Swardson made TV appearances, releasing his own half-hour Comedy Central Presents special in 2001. It was an enviable career by any standard, one with no signs of a ceiling. Then one day he got an unsolicited phone call. The guy on the other end of the line sounded awfully familiar. It was Adam Sandler.

WHEN SWARDSON'S SCHEDULE gets packed, he rolls up the car windows, shuts off theair conditioner, and drives from appointment to appointment on the Los Angeles freeway, sweating. He's a firm believer in the merits of a night of vigorous drinking and a detoxifying stint in a steam room, but he doesn't always have time to hit up a gym, so he improvises. He calls it Car Sauna.

"It works for sure. I swear to god, I always do it. It's fucking gnarly," he says. "Detox on the go."

And busy he has been. Driven by his standup success, Swardson moved to New York, then Los Angeles. He got commercial work and TV roles—most notably as the flamboyant gigolo Terry Bernadino on Reno 911—and smaller parts in films. But it was the Sandler connection that proved to be his biggest break yet.

The comedy megastar had never met Swardson when he called him out of the blue one afternoon.

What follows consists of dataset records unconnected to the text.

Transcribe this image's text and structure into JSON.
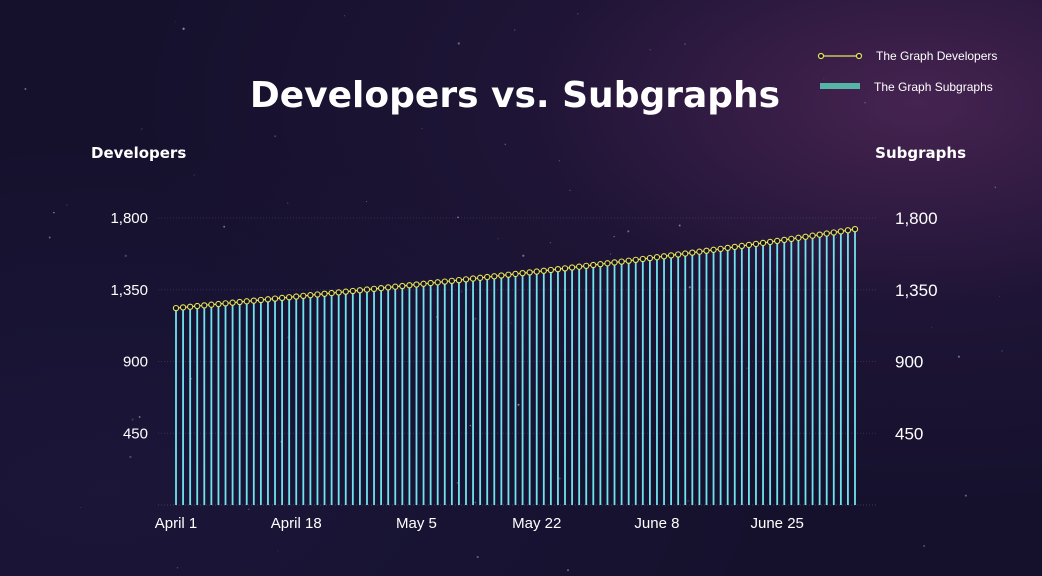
{
  "chart_data": {
    "type": "bar+line",
    "title": "Developers vs. Subgraphs",
    "ylabel_left": "Developers",
    "ylabel_right": "Subgraphs",
    "y_ticks": [
      450,
      900,
      1350,
      1800
    ],
    "y_tick_labels": [
      "450",
      "900",
      "1,350",
      "1,800"
    ],
    "ylim": [
      0,
      1800
    ],
    "x_start_label": "April 1",
    "x_tick_labels": [
      "April 1",
      "April 18",
      "May 5",
      "May 22",
      "June 8",
      "June 25"
    ],
    "x_tick_index": [
      0,
      17,
      34,
      51,
      68,
      85
    ],
    "x_count": 97,
    "grid": true,
    "legend_position": "top-right",
    "series": [
      {
        "name": "The Graph Developers",
        "kind": "line",
        "color": "#e6e65a",
        "start": 1235,
        "end": 1730
      },
      {
        "name": "The Graph Subgraphs",
        "kind": "bar",
        "color": "#6fe3ee",
        "start": 1230,
        "end": 1730
      }
    ]
  },
  "legend": {
    "line_label": "The Graph Developers",
    "bar_label": "The Graph Subgraphs",
    "bar_swatch_color": "#55b3a8"
  }
}
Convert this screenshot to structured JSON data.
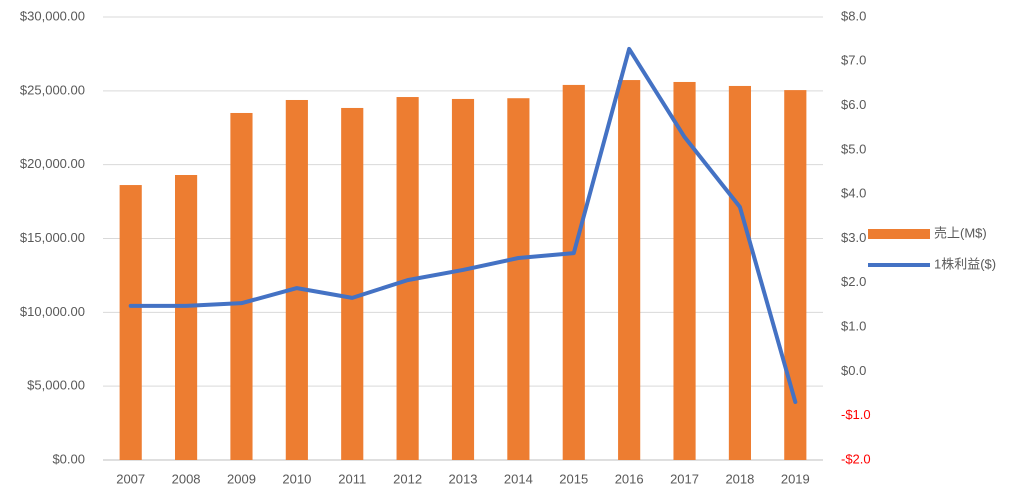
{
  "chart_data": {
    "type": "bar_line",
    "categories": [
      "2007",
      "2008",
      "2009",
      "2010",
      "2011",
      "2012",
      "2013",
      "2014",
      "2015",
      "2016",
      "2017",
      "2018",
      "2019"
    ],
    "series": [
      {
        "name": "売上(M$)",
        "type": "bar",
        "color": "#ed7d31",
        "axis": "y",
        "values": [
          18620,
          19300,
          23500,
          24380,
          23840,
          24580,
          24450,
          24500,
          25400,
          25730,
          25600,
          25330,
          25050
        ]
      },
      {
        "name": "1株利益($)",
        "type": "line",
        "color": "#4472c4",
        "axis": "y2",
        "values": [
          1.48,
          1.48,
          1.54,
          1.88,
          1.66,
          2.06,
          2.29,
          2.56,
          2.67,
          7.28,
          5.29,
          3.71,
          -0.69
        ]
      }
    ],
    "ylim": [
      0,
      30000
    ],
    "yticks": [
      {
        "value": 0,
        "label": "$0.00"
      },
      {
        "value": 5000,
        "label": "$5,000.00"
      },
      {
        "value": 10000,
        "label": "$10,000.00"
      },
      {
        "value": 15000,
        "label": "$15,000.00"
      },
      {
        "value": 20000,
        "label": "$20,000.00"
      },
      {
        "value": 25000,
        "label": "$25,000.00"
      },
      {
        "value": 30000,
        "label": "$30,000.00"
      }
    ],
    "y2lim": [
      -2,
      8
    ],
    "y2ticks": [
      {
        "value": -2,
        "label": "-$2.0"
      },
      {
        "value": -1,
        "label": "-$1.0"
      },
      {
        "value": 0,
        "label": "$0.0"
      },
      {
        "value": 1,
        "label": "$1.0"
      },
      {
        "value": 2,
        "label": "$2.0"
      },
      {
        "value": 3,
        "label": "$3.0"
      },
      {
        "value": 4,
        "label": "$4.0"
      },
      {
        "value": 5,
        "label": "$5.0"
      },
      {
        "value": 6,
        "label": "$6.0"
      },
      {
        "value": 7,
        "label": "$7.0"
      },
      {
        "value": 8,
        "label": "$8.0"
      }
    ],
    "negative_tick_color": "#ff0000",
    "grid": true,
    "legend": "right"
  }
}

He was a fan of the kid's work and wanted to know if the young comic would be interested in collaborating. Eventually Swardson would be tapped to punch up a screenplay called Nana's Boy. His unique assignment: Turn a PG-13 script into a hard R. Sandler also suggested he write in a part for himself.

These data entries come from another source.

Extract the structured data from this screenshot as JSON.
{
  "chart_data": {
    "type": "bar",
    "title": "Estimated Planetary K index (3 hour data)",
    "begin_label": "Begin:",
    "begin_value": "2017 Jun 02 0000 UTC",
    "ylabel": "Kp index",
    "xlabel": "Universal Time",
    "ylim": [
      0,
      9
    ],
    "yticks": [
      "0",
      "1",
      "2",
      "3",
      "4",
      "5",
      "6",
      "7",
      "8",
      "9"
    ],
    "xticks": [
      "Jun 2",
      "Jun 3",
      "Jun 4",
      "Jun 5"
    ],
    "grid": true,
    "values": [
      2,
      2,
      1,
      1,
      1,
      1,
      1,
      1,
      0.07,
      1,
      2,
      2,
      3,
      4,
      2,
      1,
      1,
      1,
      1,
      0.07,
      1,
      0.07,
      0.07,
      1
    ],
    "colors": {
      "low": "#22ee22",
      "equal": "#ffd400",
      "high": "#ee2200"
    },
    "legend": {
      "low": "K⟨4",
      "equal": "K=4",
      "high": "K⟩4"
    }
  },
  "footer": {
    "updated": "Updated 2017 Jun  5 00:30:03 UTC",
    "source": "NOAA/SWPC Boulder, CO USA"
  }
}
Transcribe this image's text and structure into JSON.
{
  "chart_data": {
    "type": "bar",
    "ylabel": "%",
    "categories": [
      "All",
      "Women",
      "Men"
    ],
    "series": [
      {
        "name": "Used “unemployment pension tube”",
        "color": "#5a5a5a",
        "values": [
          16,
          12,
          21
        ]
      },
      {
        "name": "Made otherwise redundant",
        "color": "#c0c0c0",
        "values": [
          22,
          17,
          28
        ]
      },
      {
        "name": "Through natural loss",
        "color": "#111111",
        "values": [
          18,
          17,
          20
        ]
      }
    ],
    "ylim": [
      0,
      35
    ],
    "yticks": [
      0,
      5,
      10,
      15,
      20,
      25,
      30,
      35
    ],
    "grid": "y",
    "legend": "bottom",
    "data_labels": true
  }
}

The result, released as Grandma's Boy, remains perhaps the premier big-screen showcase for Swardson's inspired juvenilia. Though the movie was met with little fanfare in theaters, it garnered a cult following on DVD. It's a prototypical Sandlerian combination of sentiment and stoner gags, but redolent with Swardson's particular brand of gleeful filth.

"One thing that always irks me is when people describe my comedy as stupid," he says. "'Oh, it's just stupid bullshit.' If I tell a stupid joke, nobody knows it's more stupid than I do. If I tell a joke about my cat having diarrhea, I'm in on the fucking joke too, asshole. I wrote it."

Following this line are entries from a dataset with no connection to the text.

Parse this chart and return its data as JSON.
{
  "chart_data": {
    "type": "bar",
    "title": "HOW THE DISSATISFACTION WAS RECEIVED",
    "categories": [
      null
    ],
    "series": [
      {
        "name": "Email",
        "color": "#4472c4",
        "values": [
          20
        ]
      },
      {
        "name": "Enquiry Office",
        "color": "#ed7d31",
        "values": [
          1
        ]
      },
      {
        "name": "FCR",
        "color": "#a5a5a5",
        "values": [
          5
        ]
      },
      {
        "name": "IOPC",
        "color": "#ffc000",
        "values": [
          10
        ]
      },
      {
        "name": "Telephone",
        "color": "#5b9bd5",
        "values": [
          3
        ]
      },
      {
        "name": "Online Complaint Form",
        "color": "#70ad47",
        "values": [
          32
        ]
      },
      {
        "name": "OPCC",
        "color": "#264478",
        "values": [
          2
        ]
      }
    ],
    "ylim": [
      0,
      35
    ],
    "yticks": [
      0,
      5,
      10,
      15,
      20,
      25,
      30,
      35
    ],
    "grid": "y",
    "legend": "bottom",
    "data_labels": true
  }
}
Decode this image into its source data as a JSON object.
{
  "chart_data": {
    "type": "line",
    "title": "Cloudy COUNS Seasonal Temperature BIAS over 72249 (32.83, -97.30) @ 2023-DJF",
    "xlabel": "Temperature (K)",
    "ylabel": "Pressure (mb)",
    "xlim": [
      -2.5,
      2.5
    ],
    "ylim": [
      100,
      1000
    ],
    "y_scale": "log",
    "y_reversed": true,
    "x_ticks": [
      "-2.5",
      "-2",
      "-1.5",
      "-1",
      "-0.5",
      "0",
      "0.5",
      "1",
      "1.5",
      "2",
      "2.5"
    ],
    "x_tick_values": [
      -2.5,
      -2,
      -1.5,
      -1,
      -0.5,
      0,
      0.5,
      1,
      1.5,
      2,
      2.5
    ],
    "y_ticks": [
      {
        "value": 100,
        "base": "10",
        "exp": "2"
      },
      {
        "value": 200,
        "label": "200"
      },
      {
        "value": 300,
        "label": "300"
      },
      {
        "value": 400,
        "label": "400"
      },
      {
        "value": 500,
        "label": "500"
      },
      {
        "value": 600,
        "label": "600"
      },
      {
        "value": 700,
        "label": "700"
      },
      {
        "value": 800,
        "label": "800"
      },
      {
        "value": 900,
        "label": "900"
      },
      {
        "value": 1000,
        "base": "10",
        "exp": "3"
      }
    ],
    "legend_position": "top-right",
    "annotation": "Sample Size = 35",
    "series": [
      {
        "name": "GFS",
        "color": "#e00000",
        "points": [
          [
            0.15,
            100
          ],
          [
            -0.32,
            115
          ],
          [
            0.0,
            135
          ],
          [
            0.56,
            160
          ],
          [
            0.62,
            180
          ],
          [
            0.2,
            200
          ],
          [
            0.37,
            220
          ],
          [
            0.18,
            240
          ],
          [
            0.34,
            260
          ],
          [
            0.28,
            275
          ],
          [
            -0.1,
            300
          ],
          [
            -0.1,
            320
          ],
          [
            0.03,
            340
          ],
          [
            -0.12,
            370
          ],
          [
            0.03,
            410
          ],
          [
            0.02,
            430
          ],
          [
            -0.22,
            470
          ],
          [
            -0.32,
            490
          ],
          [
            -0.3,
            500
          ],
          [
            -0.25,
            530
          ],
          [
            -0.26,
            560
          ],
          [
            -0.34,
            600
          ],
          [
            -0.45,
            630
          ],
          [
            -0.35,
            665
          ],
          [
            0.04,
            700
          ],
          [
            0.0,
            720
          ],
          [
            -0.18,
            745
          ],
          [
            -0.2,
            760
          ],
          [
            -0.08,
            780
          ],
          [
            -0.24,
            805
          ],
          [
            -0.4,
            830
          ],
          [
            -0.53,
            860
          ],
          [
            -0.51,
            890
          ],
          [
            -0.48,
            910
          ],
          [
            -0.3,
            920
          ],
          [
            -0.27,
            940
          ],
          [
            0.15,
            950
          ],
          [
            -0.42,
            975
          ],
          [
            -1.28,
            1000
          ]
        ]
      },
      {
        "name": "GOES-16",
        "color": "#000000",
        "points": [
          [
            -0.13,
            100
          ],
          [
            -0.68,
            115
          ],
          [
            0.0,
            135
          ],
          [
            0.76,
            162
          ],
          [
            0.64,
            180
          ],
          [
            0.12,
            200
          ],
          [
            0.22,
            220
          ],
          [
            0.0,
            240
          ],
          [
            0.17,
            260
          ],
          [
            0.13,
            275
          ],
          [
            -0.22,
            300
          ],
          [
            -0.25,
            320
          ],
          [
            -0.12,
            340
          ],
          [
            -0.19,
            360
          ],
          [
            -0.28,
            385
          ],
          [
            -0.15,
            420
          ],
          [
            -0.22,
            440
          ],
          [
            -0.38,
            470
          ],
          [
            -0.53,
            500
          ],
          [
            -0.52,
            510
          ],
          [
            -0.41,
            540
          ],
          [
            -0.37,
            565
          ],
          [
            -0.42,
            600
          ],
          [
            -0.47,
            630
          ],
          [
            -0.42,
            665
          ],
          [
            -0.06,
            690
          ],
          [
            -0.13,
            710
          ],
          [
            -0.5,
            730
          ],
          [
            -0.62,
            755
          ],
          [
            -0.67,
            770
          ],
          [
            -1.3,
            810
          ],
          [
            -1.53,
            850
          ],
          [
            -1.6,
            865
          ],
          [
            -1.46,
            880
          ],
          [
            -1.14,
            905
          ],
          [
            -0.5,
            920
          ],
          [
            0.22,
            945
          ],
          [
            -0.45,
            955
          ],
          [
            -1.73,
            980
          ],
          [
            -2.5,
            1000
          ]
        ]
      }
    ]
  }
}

The next year promises to raise Swardson's profile even further. On October 16, Comedy Central will air the debut episode of his new sketch-comedy show, Pretend Time with Nick Swardson, which he schemed up with his pal Tom Gianis of Human Giant. Each episode will consist of a series of short films that segue into one another. Next April will mark his debut outing as a lead in a feature film with Born to Be a Star, co-written with Sandler and Grandma's Boy star Allen Covert, in which he plays Bucky Larson, an innocent Midwesterner and the son of porn stars who goes to L.A. to live up to his legacy.


"[Born to Be a Star] was more intense because Sandler couldn't be there every day, and it was his idea, so it was more on my shoulders," Swardson said. "Sandler loves it. We're all really thrilled with it. It's really goofy and has got some filthy moments."

He'll also play a supporting role in Sandler's new romantic comedy, Just Go With It, a Valentine's Day release that also features Nicole Kidman and Jennifer Aniston. There's more movie work in the pipeline, too, and he's enthusiastic about the possibility of a second season of Pretend Time. As for the live joke-telling that brought him into the comedy business, though, the standup savant is uncertain.

"I'm trying to write a whole new act," he says. "If I don't, I'll most likely retire from standup. Just because I don't like doing the same thing over and over again.... I do feel like, in all honesty, I just want it to be—I want it to be good. I don't want it to be an hour of new material that's not as good as the last hour. I don't know if I want to do another hour where I talk about getting drunk and stuff. And if it is about getting drunk, I hope it's a funny angle. But I want it to be good. You get to a point where you get tapped out, or you find your muse in other things."

Swardson says he's very aware that he leads a charmed life. What still perplexes him, though, are people who can't find joy in silliness, the types who cover their mouths when they laugh in public—or maybe the types who can't find humor in a high-school prank gone awry.

"Who the fuck gets embarrassed to laugh? Just laugh. Why would you be ashamed about it? The day I get embarrassed when I laugh, Jesus, I'm gonna dive under a fucking bus."